Aside from a fix to the set building above, I’d be curious as to how to debug this all better – currently I’m just guessing at parameters and re-deploying the site to check. Any tips would be greatly appreciated!
Sure thing. I’m sure this is a simple silly thing, which is why I was hoping the syntax above was enough to show what I’ve been doing wrong. Here’s a MWE I just through together:
(only included the two most important links, since I’m limited to 2 URLs in a post as a new user)
I understand what’s going on with all the lines but the last. I’ve also tried a wide variety of things for the last, to no avail. Just want the list of “paper” pages that have a particular author listed. Don’t want to iterate through them all and output things as need be, because this will ultimately be wrapped in a first functionality to grab the most recent 5 papers.
Do let me know if there’s anything else I can provide!
true if a given field value is included in a matching value; a matching value must be an array or a slice
The value of the field “.Params.Authors” is a list of maps, which you are trying to match against a string.
{{ $authorpapers := slice }}
{{ range $papers }}
{{ $p := . }}<!-- store current page iteration -->
{{ with .Params.authors }}
{{ if gt (len (where . "id" $member_id)) 0 }}
<!-- where statement returns slice containing matches to .Params.author[i].id == $member_id -->
<!-- gt 0 means the paper includes this author, so store the page. -->
{{ $authorpapers = $authorpapers | append $p }}
{{ end }}
{{ end }}
{{ end }}
{{ $authorpapers }}
{{ first 5 ( sort $authorpapers "Date" "desc" ) }}
Wild. I’m unfamiliar with slice, but that method of having a large block to build the right list is something I’d assumed would work, but is sub-optimal.
Ya, that makes sense. If I rewrite the targetted line, and abuse the notation to a point that obviously doesn’t parse, this is what I was after:
{{ $author_pubs:= where (where .Site.Pages "Section" "publication") $member_id "in" <current publication item's author list ID's> }}
If it was Python, then something like [author.id for author in pub.authors]. I thought apply might come to the rescue, but I couldn’t make that fly either.

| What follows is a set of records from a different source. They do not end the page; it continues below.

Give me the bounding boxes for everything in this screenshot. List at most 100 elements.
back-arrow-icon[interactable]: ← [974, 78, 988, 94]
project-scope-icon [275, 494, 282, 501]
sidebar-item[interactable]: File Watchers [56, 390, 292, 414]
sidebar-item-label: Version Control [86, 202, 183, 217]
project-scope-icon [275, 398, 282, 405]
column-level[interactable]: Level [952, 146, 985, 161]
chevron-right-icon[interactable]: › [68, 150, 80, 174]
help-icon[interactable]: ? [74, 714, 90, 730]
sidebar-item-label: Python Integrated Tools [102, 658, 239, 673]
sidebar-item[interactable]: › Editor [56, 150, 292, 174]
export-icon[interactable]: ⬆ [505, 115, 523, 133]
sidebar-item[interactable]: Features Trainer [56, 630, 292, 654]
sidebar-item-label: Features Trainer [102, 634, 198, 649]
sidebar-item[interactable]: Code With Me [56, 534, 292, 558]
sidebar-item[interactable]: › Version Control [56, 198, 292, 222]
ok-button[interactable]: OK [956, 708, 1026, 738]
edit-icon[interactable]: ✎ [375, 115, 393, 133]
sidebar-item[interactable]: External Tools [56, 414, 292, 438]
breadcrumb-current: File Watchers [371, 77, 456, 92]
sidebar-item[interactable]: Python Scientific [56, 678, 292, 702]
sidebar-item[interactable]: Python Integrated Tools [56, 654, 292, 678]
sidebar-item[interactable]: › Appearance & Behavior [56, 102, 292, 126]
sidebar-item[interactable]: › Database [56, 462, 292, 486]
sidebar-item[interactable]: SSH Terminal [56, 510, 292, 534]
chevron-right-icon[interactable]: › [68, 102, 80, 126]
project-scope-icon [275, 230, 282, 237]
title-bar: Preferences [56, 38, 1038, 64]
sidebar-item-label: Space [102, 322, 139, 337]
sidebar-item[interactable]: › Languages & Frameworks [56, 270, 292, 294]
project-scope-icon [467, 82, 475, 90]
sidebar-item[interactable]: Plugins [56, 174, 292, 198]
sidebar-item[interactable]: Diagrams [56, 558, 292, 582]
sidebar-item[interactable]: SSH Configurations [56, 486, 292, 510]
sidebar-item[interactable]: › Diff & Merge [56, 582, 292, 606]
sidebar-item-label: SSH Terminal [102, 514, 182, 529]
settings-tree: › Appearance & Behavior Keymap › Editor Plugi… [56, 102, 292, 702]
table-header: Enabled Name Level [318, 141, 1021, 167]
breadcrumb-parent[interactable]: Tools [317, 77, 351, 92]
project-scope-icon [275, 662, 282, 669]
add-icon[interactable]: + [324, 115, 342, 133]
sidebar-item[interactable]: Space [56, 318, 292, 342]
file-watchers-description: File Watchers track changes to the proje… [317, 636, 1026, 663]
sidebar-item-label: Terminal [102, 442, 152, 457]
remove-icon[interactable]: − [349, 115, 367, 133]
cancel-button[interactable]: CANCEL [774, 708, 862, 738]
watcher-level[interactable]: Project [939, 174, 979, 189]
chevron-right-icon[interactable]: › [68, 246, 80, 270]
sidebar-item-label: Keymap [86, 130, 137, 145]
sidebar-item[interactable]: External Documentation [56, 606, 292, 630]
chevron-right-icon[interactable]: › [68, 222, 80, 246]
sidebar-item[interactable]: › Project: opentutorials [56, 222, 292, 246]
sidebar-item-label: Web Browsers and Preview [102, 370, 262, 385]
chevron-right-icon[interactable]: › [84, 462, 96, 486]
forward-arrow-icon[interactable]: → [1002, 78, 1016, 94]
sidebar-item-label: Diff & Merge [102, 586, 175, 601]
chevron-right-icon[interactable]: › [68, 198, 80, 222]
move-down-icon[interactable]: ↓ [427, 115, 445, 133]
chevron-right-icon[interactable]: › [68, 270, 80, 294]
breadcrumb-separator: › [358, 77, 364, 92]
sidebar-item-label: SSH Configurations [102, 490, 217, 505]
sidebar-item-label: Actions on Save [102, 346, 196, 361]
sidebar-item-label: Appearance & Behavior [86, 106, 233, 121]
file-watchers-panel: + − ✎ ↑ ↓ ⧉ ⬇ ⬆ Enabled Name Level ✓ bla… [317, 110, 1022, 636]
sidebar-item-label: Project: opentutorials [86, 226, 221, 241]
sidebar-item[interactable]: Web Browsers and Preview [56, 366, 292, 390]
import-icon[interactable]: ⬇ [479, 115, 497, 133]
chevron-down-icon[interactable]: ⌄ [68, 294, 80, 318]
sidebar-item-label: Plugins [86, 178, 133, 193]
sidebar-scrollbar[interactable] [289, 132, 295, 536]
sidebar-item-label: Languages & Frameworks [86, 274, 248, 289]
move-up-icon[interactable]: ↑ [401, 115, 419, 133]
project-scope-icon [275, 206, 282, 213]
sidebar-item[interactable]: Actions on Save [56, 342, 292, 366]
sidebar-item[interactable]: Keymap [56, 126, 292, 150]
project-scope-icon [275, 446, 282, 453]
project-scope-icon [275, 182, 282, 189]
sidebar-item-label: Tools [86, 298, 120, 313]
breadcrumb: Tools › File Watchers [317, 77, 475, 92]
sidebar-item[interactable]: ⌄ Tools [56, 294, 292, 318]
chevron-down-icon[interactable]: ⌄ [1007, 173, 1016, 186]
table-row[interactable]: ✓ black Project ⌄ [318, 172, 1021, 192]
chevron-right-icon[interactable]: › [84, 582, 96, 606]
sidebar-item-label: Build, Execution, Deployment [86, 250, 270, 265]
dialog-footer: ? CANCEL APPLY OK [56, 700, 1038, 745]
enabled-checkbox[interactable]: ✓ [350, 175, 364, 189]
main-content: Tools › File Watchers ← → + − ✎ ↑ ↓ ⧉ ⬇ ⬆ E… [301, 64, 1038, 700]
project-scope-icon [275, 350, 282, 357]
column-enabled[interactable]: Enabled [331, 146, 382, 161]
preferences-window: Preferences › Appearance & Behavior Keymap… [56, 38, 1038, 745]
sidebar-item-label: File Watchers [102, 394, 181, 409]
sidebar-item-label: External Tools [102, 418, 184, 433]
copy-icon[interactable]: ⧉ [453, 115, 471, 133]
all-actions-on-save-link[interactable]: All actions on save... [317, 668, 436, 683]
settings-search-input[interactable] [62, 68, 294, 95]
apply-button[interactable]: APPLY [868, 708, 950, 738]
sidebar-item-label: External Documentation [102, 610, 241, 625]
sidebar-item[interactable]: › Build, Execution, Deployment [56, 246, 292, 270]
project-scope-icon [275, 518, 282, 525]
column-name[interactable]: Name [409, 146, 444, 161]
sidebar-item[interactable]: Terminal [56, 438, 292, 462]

So no advanced one-liner that would capture the same as the $authorpapers block you gave? Either way, thanks for all the advice!
UPD. some explanation - to get pages with any filter the simplest way is using intersect function which are have too sets as a parameters and return items which are present in both sequences. So if you can get all posts or any pages in sections or needed type/kind, after that you should retrieve ones more sequence of pages with needed params and intersect its to get common elements of both.
Thank you both! I think I’ll run with the first option since it’s the simplest for me to grok and extend as more requirements come to the fore. Really appreciate the dive into this!